In den nächsten Wochen geht es auch noch gegen Cottbus und Magdeburg weiter. Nehmen Sie die besondere Konstellation in der 3. Liga mit den vielen Ost-Derbys in dieser Saison überhaupt wahr oder ist das nur eine Randnotiz?
Neuhaus: Auf jeden Fall nehme ich das wahr, es wurde ja auch genug darüber gesprochen. Wir haben die ersten Derbys für uns entscheiden können, das ist schon wichtig gewesen. Jetzt haben wir in Rostock erstmals auswärts ein Derby. Es ist jedes Mal eine neue Herausforderung. Ich weiß, dass wieder beide Fanlager alles dafür tun werden, ihre Mannschaften nach vorne zu peitschen und sie zum Sieg zu brüllen. Für mich ist es eine interessante Aufgabe, gerade nachdem wir so gut gestartet sind. Die Mannschaft weiß, dass man sich dort keine Überheblichkeit leisten kann, und dieses Wissen ist schon mal sehr, sehr wertvoll.

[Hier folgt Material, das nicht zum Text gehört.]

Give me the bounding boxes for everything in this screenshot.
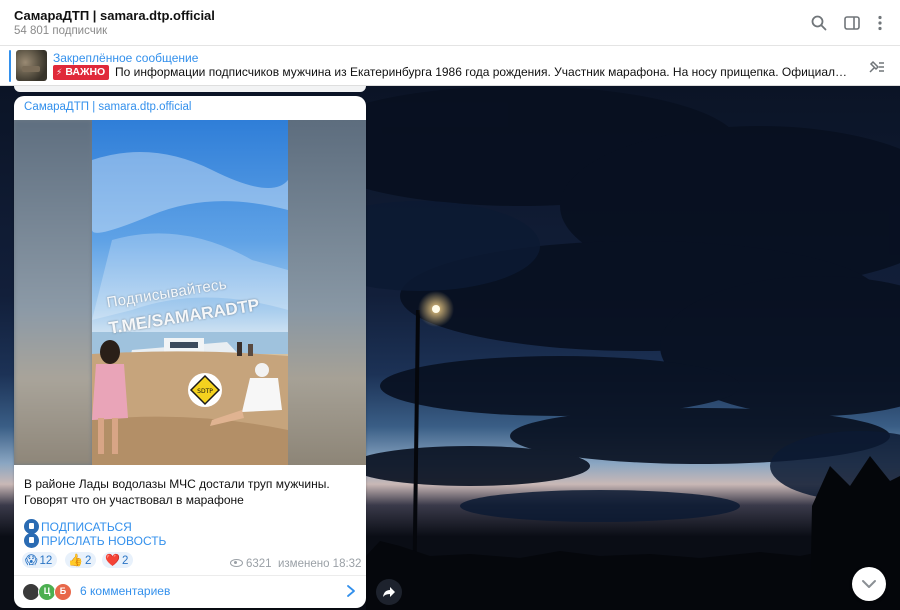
reaction-emoji: 👍: [68, 553, 83, 567]
reaction-count: 2: [84, 555, 92, 567]
important-badge: ⚡ ВАЖНО: [53, 65, 110, 80]
chat-header: СамараДТП | samara.dtp.official 54 801 п…: [0, 0, 900, 46]
chevron-down-icon: [862, 580, 876, 588]
beach-photo: SDTP Подписывайтесь T.ME/SAMARADTP: [92, 120, 288, 465]
pinned-message-bar[interactable]: Закреплённое сообщение ⚡ ВАЖНО По информа…: [0, 46, 900, 86]
send-news-link[interactable]: ПРИСЛАТЬ НОВОСТЬ: [24, 533, 166, 549]
lightning-icon: ⚡: [56, 67, 63, 77]
chevron-right-icon: [346, 584, 356, 598]
scroll-to-bottom-button[interactable]: [852, 567, 886, 601]
reaction-emoji: ❤️: [105, 553, 120, 567]
reaction-chip[interactable]: ❤️ 2: [102, 552, 134, 568]
pinned-text: По информации подписчиков мужчина из Ека…: [115, 65, 850, 79]
bell-icon: [24, 519, 39, 534]
message-channel-name[interactable]: СамараДТП | samara.dtp.official: [24, 101, 192, 113]
blurred-side-left: [14, 120, 92, 465]
search-icon[interactable]: [810, 14, 828, 32]
reaction-emoji: 😱: [25, 553, 38, 567]
subscribe-link-text[interactable]: ПОДПИСАТЬСЯ: [41, 520, 132, 534]
pinned-thumbnail: [16, 50, 47, 81]
avatar: Б: [54, 583, 72, 601]
previous-message-edge: [14, 86, 366, 92]
send-news-link-text[interactable]: ПРИСЛАТЬ НОВОСТЬ: [41, 534, 166, 548]
video-preview[interactable]: SDTP Подписывайтесь T.ME/SAMARADTP: [14, 120, 366, 465]
important-badge-text: ВАЖНО: [65, 66, 106, 78]
send-icon: [24, 533, 39, 548]
unpin-icon[interactable]: [866, 58, 886, 76]
forward-button[interactable]: [376, 579, 402, 605]
comments-button[interactable]: Ц Б 6 комментариев: [14, 576, 366, 608]
more-vertical-icon[interactable]: [871, 14, 889, 32]
view-count: 6321: [246, 558, 272, 570]
subscriber-count: 54 801 подписчик: [14, 25, 108, 37]
forward-icon: [383, 587, 395, 597]
reaction-count: 2: [121, 555, 129, 567]
channel-title[interactable]: СамараДТП | samara.dtp.official: [14, 8, 215, 23]
pinned-label: Закреплённое сообщение: [53, 51, 199, 65]
message-caption: В районе Лады водолазы МЧС достали труп …: [24, 477, 330, 507]
sidebar-toggle-icon[interactable]: [843, 14, 861, 32]
message-bubble[interactable]: СамараДТП | samara.dtp.official SDTP Под…: [14, 96, 366, 608]
reaction-chip[interactable]: 👍 2: [65, 552, 97, 568]
blurred-side-right: [288, 120, 366, 465]
reaction-count: 12: [39, 555, 53, 567]
message-meta: 6321 изменено 18:32: [230, 558, 361, 570]
pinned-accent-line: [9, 50, 11, 82]
reaction-chip[interactable]: 😱 12: [22, 552, 58, 568]
eye-icon: [230, 559, 243, 567]
svg-text:SDTP: SDTP: [197, 388, 213, 395]
comments-count[interactable]: 6 комментариев: [80, 584, 170, 598]
edited-time: изменено 18:32: [277, 558, 362, 570]
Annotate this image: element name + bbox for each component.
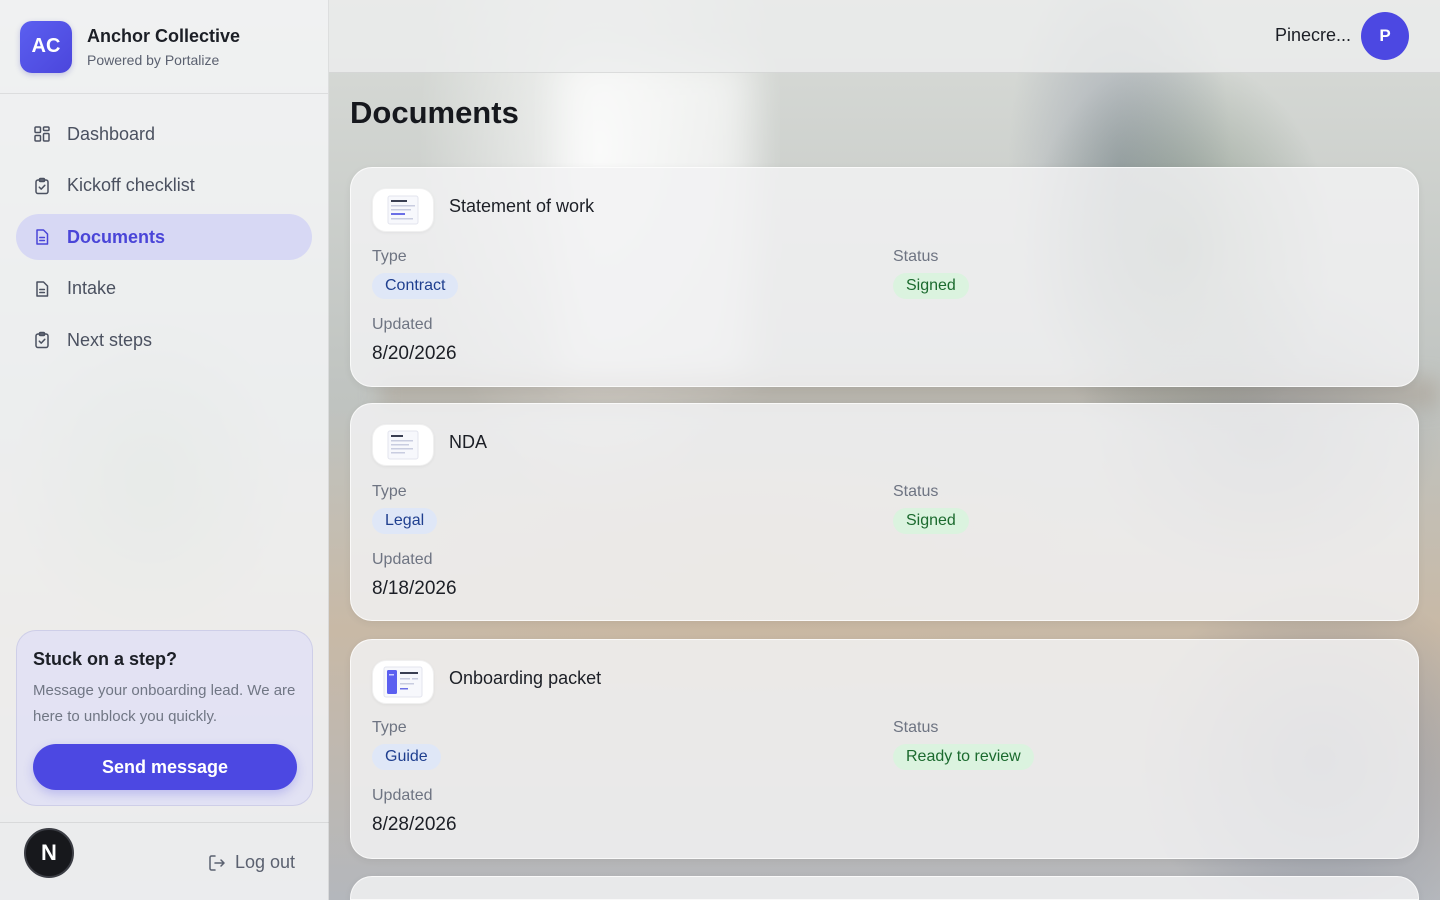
type-badge: Legal <box>372 508 438 534</box>
document-thumbnail-icon <box>372 188 434 232</box>
document-card[interactable]: NDA Type Legal Status Signed Updated 8/1… <box>350 403 1419 621</box>
guide-thumbnail-icon <box>372 660 434 704</box>
sidebar-footer: N Log out <box>0 822 329 900</box>
clipboard-check-icon <box>33 331 51 349</box>
logout-button[interactable]: Log out <box>207 852 295 873</box>
document-card[interactable] <box>350 876 1419 900</box>
type-badge: Contract <box>372 273 459 299</box>
document-card[interactable]: Onboarding packet Type Guide Status Read… <box>350 639 1419 859</box>
type-label: Type <box>372 248 407 265</box>
help-card-title: Stuck on a step? <box>33 649 178 669</box>
help-card: Stuck on a step? Message your onboarding… <box>16 630 313 806</box>
dashboard-grid-icon <box>33 125 51 143</box>
dev-tools-badge[interactable]: N <box>24 828 74 878</box>
brand-logo[interactable]: AC <box>20 20 72 73</box>
sidebar-item-label: Kickoff checklist <box>67 175 195 195</box>
brand-header: AC Anchor Collective Powered by Portaliz… <box>0 0 328 94</box>
send-message-button[interactable]: Send message <box>33 744 297 790</box>
status-badge: Ready to review <box>893 744 1034 770</box>
sidebar-item-label: Intake <box>67 278 117 298</box>
sidebar: AC Anchor Collective Powered by Portaliz… <box>0 0 329 900</box>
brand-powered-by: Powered by Portalize <box>87 51 220 68</box>
updated-label: Updated <box>372 551 433 568</box>
document-title: Onboarding packet <box>449 668 602 688</box>
sidebar-item-kickoff-checklist[interactable]: Kickoff checklist <box>16 163 312 209</box>
status-label: Status <box>893 719 939 736</box>
document-thumbnail-icon <box>372 424 434 466</box>
document-icon <box>33 280 51 298</box>
logout-label: Log out <box>235 852 296 872</box>
document-icon <box>33 228 51 246</box>
document-card[interactable]: Statement of work Type Contract Status S… <box>350 167 1419 387</box>
type-badge: Guide <box>372 744 441 770</box>
sidebar-item-documents[interactable]: Documents <box>16 214 312 260</box>
status-label: Status <box>893 248 939 265</box>
document-title: Statement of work <box>449 196 595 216</box>
status-badge: Signed <box>893 508 969 534</box>
sidebar-item-intake[interactable]: Intake <box>16 266 312 312</box>
type-label: Type <box>372 483 407 500</box>
help-card-text: Message your onboarding lead. We are her… <box>33 682 296 725</box>
page-title: Documents <box>350 95 519 130</box>
sidebar-item-dashboard[interactable]: Dashboard <box>16 111 312 157</box>
updated-date: 8/28/2026 <box>372 814 457 835</box>
type-label: Type <box>372 719 407 736</box>
updated-label: Updated <box>372 787 433 804</box>
sidebar-item-label: Next steps <box>67 329 153 350</box>
sidebar-item-label: Dashboard <box>67 123 156 144</box>
user-name[interactable]: Pinecre... <box>1275 25 1351 46</box>
sidebar-item-next-steps[interactable]: Next steps <box>16 317 312 363</box>
sidebar-item-label: Documents <box>67 226 166 247</box>
updated-date: 8/18/2026 <box>372 578 457 599</box>
updated-label: Updated <box>372 316 433 333</box>
document-title: NDA <box>449 432 488 452</box>
clipboard-check-icon <box>33 177 51 195</box>
sidebar-nav: Dashboard Kickoff checklist Documents In… <box>0 94 328 363</box>
status-badge: Signed <box>893 273 969 299</box>
logout-icon <box>207 853 227 873</box>
brand-name: Anchor Collective <box>87 25 241 46</box>
updated-date: 8/20/2026 <box>372 343 457 364</box>
status-label: Status <box>893 483 939 500</box>
top-bar: Pinecre... P <box>329 0 1440 73</box>
avatar[interactable]: P <box>1361 12 1409 60</box>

Wie sieht es personell aktuell aus? Von großen Verletzungen sind Sie bisher ja zum Glück verschont geblieben?
Neuhaus: Es sieht im Moment auch weiterhin so gut aus. Patrick Wiegers und Quirin Moll sind die beiden einzigen, die momentan verletzungsbedingt ausfallen. Ansonsten sind alle Spieler gesund.

Uns interessiert noch ihre Meinung zu der Situation in der 3. Liga. Wer sind aus ihrer Sicht die größten Konkurrenten im Aufstiegskampf? Mit Mainz 05 auf Platz drei und Großaspach auf Platz fünf nach elf Spielen haben Sie doch bestimmt auch nicht gerechnet.

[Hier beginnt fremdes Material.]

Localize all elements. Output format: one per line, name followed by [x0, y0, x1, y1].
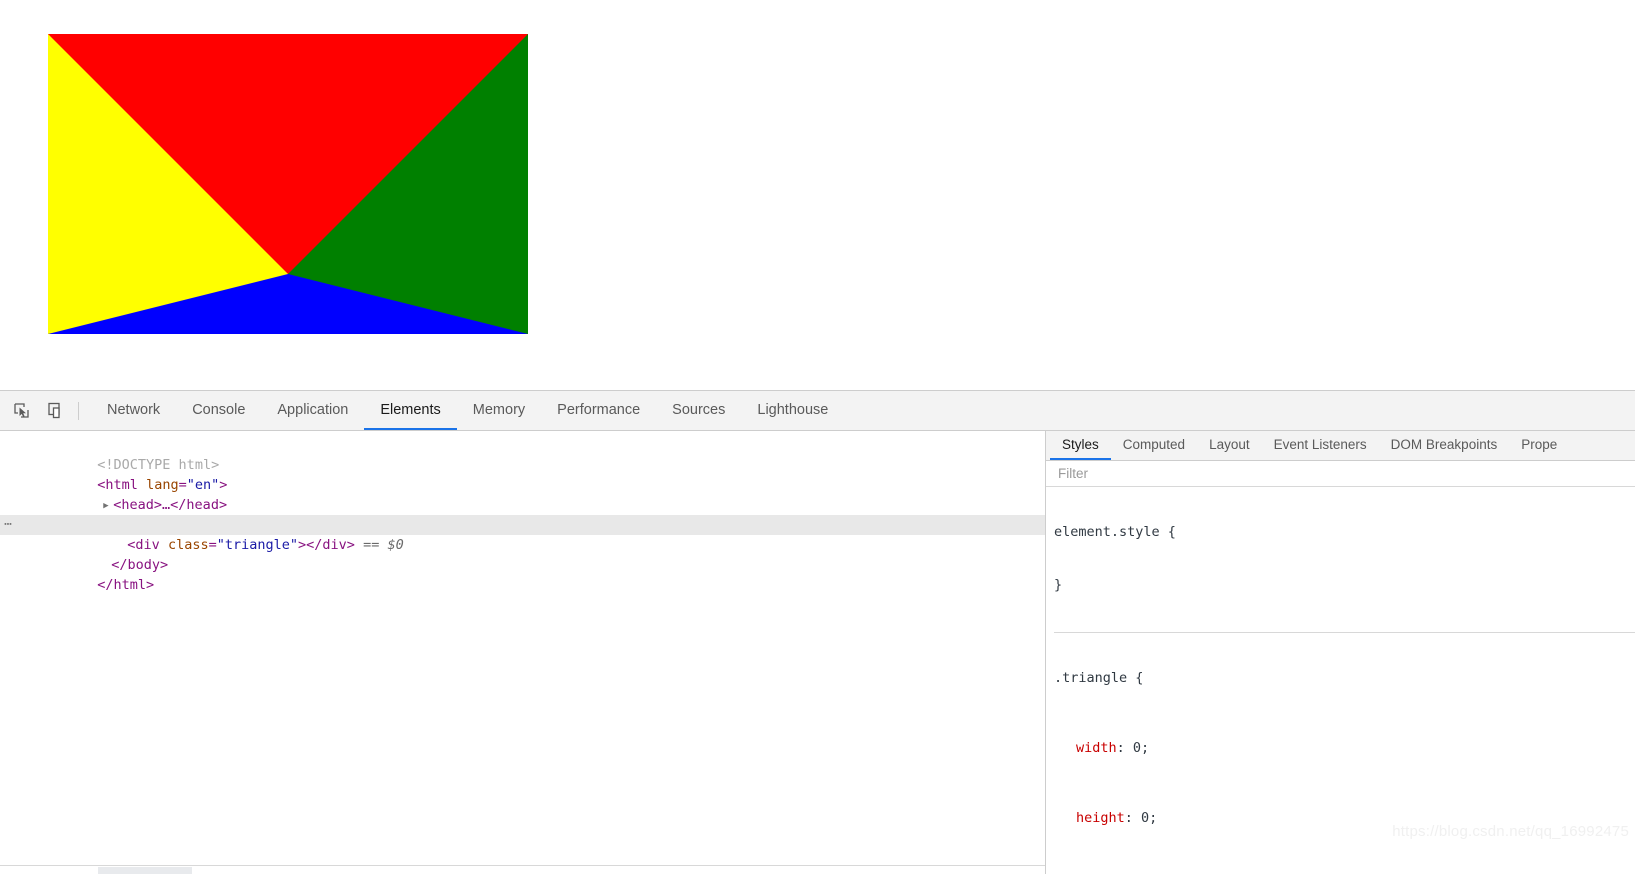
dom-line-html[interactable]: <html lang="en"> — [0, 455, 1045, 493]
triangle-div — [48, 34, 528, 334]
more-options-icon[interactable]: ⋯ — [0, 515, 16, 534]
watermark-text: https://blog.csdn.net/qq_16992475 — [1392, 823, 1629, 840]
tab-properties[interactable]: Prope — [1509, 431, 1569, 460]
dom-scrollbar-thumb[interactable] — [98, 867, 192, 874]
html-close-text: </html> — [97, 577, 155, 593]
dom-line-head[interactable]: ▶ <head>…</head> — [0, 475, 1045, 513]
tab-performance[interactable]: Performance — [541, 391, 656, 430]
dom-tree[interactable]: <!DOCTYPE html> <html lang="en"> ▶ <head>… — [0, 431, 1045, 874]
dom-line-body-close[interactable]: </body> — [0, 535, 1045, 573]
tab-computed[interactable]: Computed — [1111, 431, 1197, 460]
tab-console[interactable]: Console — [176, 391, 261, 430]
tab-network[interactable]: Network — [91, 391, 176, 430]
declaration-width[interactable]: width: 0; — [1054, 740, 1635, 758]
devtools-tab-list: Network Console Application Elements Mem… — [91, 391, 844, 430]
tab-application[interactable]: Application — [261, 391, 364, 430]
property-value: 0; — [1141, 810, 1158, 826]
devtools-body: <!DOCTYPE html> <html lang="en"> ▶ <head>… — [0, 431, 1635, 874]
dom-line-selected-div[interactable]: ⋯ <div class="triangle"></div> == $0 — [0, 515, 1045, 553]
css-rules-list: element.style { } .triangle { width: 0; … — [1046, 487, 1635, 874]
browser-viewport — [0, 0, 1635, 390]
rule-selector: element.style { — [1054, 524, 1176, 540]
tab-lighthouse[interactable]: Lighthouse — [741, 391, 844, 430]
screenshot-root: Network Console Application Elements Mem… — [0, 0, 1635, 874]
property-name: height — [1076, 810, 1125, 826]
styles-tab-list: Styles Computed Layout Event Listeners D… — [1046, 431, 1635, 461]
dom-line-html-close[interactable]: </html> — [0, 555, 1045, 593]
tab-event-listeners[interactable]: Event Listeners — [1262, 431, 1379, 460]
styles-filter-row — [1046, 461, 1635, 487]
tab-dom-breakpoints[interactable]: DOM Breakpoints — [1379, 431, 1510, 460]
tab-memory[interactable]: Memory — [457, 391, 541, 430]
tab-sources[interactable]: Sources — [656, 391, 741, 430]
property-value: 0; — [1132, 740, 1150, 756]
devtools-panel: Network Console Application Elements Mem… — [0, 390, 1635, 874]
inspect-element-icon[interactable] — [8, 398, 34, 424]
device-toolbar-icon[interactable] — [42, 398, 68, 424]
toolbar-divider — [78, 401, 79, 420]
dom-line-body-open[interactable]: ▼<body> — [0, 495, 1045, 533]
devtools-toolbar-icons — [0, 391, 91, 430]
rule-element-style[interactable]: element.style { } — [1054, 487, 1635, 633]
tab-elements[interactable]: Elements — [364, 391, 457, 430]
property-name: width — [1076, 740, 1117, 756]
styles-filter-input[interactable] — [1056, 465, 1612, 482]
dom-line-doctype[interactable]: <!DOCTYPE html> — [0, 435, 1045, 473]
tab-layout[interactable]: Layout — [1197, 431, 1262, 460]
styles-sidebar: Styles Computed Layout Event Listeners D… — [1046, 431, 1635, 874]
devtools-toolbar: Network Console Application Elements Mem… — [0, 391, 1635, 431]
rule-close-brace: } — [1054, 576, 1063, 593]
dom-horizontal-scrollbar[interactable] — [0, 865, 1045, 874]
tab-styles[interactable]: Styles — [1050, 431, 1111, 460]
rule-selector: .triangle { — [1054, 670, 1144, 686]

Neuhaus: Alle Mannschaften, die im Moment da oben stehen, sind ja nicht umsonst dahin gekommen. Die haben schon auch gute Leistungen gezeigt. Es wird sich in den nächsten Wochen wohl noch einiges tun. Ich halte nach wie vor Chemnitz für einen sehr starken Konkurrenten. Ebenso die Stuttgarter Kickers, die am Anfang Probleme hatten, aber eine sehr spielstarke Mannschaft sind. Holstein Kiel ist schwer einzuschätzen nach der Enttäuschung im letzten Saisonfinale. Warum sollten die nicht wieder so eine Serie starten wie in der vergangenen Saison? Ansonsten haben alle Mannschaften, die jetzt oben sind, ihre Stärke schon bewiesen. Ich erwarte also weiterhin einen spannenden Saisonverlauf.

Lassen Sie uns abschließend einmal auf "das Große, Ganze" in Dresden blicken. Sie sind jetzt seit dem Sommer in Dresden vor Ort. Wie haben Sie den Verein bislang in den drei Monaten kennengelernt und erlebt? In Bezug auf die Mannschaft und den Klub, aber auch in Bezug auf das Umfeld, welches in Dresden ja immer auch ein ganz besonderes ist.

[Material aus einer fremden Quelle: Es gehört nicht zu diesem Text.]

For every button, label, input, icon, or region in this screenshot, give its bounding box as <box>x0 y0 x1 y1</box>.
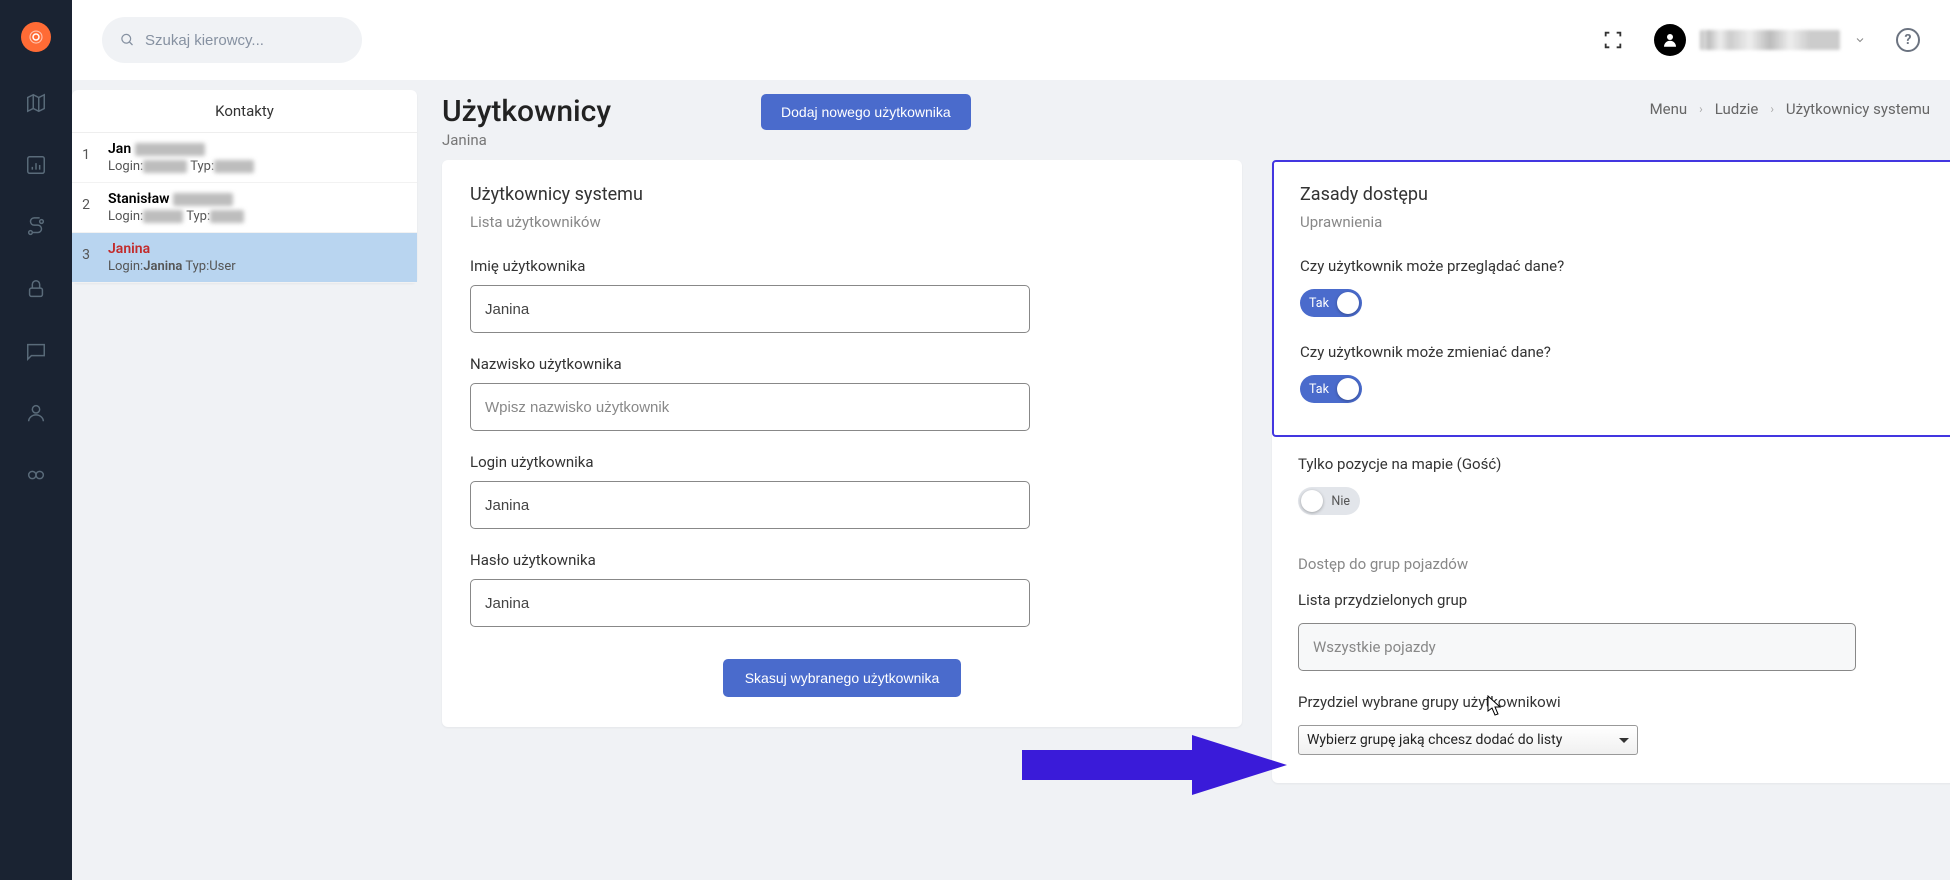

Neuhaus: Eigentlich so, wie ich den Verein bislang auch als Außenstehender wahrgenommen hatte. Ich habe einen Verein kennen gelernt, in den alle Beteiligten totales Herzblut hineinstecken. Alle Mitarbeiter und Verantwortlichen leiden und zittern mit dem Klub, sind auf der anderen Seite begeistert, glücklich und leben hier ihre Emotionen aus. Man hat schon gemerkt, dass dieser Verein schon mal im oberen Bereich gespielt hat. Die Voraussetzungen sind gut, noch nicht perfekt. Aber daran kann man auf längere Sicht gesehen noch arbeiten. Über das Umfeld mit den Fans weiß ja eigentlich jeder Bescheid. Was hier bei uns im Stadion los ist, das ist eigentlich unglaublich. Wir haben einen Zuschauerschnitt von über 27.000. Wir wollen so lange wie es geht diese positive Serie fortsetzen und unsere Fans dabei mitnehmen. Wenn wir das umsetzen, dann wird uns auch mal eine Niederlage verziehen, da bin ich mir sicher. Das Umfeld ist nicht wirklich 3. Liga, da steckt wesentlich mehr dahinter. Darum wollen wir auch unbedingt aufsteigen.